By 1998, Leighton's team had a solution. The service, called FreeFlow, provides three major benefits to Yahoo! and other customers. By pushing content--such as photos and graphics--onto its own servers, Akamai sharply reduces the strain on a Web site's central servers. To keep the data on its servers fresh, Akamai constantly monitors its clients' sites and updates its servers regularly. Also, Akamai sharply cuts the time it takes a surfer to receive a Web page by deciding within milliseconds which Akamai server can deliver the fastest.
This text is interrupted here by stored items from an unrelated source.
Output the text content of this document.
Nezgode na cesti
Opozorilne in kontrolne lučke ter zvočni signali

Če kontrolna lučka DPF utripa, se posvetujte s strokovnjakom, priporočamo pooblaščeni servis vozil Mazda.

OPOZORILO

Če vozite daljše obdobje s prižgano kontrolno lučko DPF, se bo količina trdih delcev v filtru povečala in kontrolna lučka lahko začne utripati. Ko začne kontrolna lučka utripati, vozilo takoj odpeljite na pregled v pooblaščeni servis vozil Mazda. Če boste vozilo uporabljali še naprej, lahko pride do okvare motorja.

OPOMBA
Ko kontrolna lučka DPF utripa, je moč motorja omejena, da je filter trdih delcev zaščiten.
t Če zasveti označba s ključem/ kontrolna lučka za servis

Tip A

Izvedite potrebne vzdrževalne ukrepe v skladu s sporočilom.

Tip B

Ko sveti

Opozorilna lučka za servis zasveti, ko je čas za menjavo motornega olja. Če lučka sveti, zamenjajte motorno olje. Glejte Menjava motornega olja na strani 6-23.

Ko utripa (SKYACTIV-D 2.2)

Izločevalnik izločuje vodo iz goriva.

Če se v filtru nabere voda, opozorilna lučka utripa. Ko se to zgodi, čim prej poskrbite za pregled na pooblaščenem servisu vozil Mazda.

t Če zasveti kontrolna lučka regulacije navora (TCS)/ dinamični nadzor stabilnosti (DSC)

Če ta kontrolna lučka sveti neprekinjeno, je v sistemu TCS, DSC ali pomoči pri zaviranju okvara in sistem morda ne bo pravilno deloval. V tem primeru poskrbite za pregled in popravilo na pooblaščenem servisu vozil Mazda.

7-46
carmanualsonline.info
To do that, Akamai birddogs traffic on the Net so it can route around bottlenecks. Kevin Book, director of Web development for The Motley Fool Inc., says Akamai has made his site up to six times faster than before. Finally, unlike traditional caching, Akamai keeps Web sites in full contact with their customers since every customer request for data comes through the Web site. This is the holy grail for Web sites, enabling online merchants to collect data on their customers.
To fend off competitors, Akamai is boosting its expertise in delivering the most complex services. It is the exclusive network provider for Apple's QuickTime TV, which delivers audio and video over the Net. "We believe strongly that people want to view video over the Internet--and Akamai has the best technology to do it," says Apple Chairman Steven P. Jobs. Last year, for example, Apple zapped out over the Net 25 million copies of the trailer for the new Star Wars movie without any trouble. To bolster its capabilities, Akamai plans to acquire Intervu Inc. for $2.8 billion, picking up more streaming expertise and customers that include virtually every major TV network and Hollywood studio.
With a research and development team of over 130 people, Akamai is rapidly developing new services. By June, it will offer ad customization. That will allow Akamai to detect, for instance, that a consumer in northern Virginia interested in cars has just dialed into a Web site using a cable modem. Within milliseconds, Akama could deliver a streaming ad for a local Lexus dealer. Consumers using slower modems who may have a tough time with video clips would not see the ad. Ultimately, Akamai could offer 50 such services.
That kind of innovation could pay off big. "There really is an early-entrant advantage [in this market]," argues Apple's Jobs. Akamai has one of the industry's most formidable brain trusts, and there has been no letup in the seven-day-a-week pace since the IPO made many employees wealthy. "I've never had less sleep in my life," says Earl Galleher, Akamai's hyperkinetic vice-president for worldwide sales and support. "But I've never had more fun." That's the kind of spirit that already has won over the Web's elite. If it persists, bet on Akamai to lead the market in making the Internet a better place for e-business.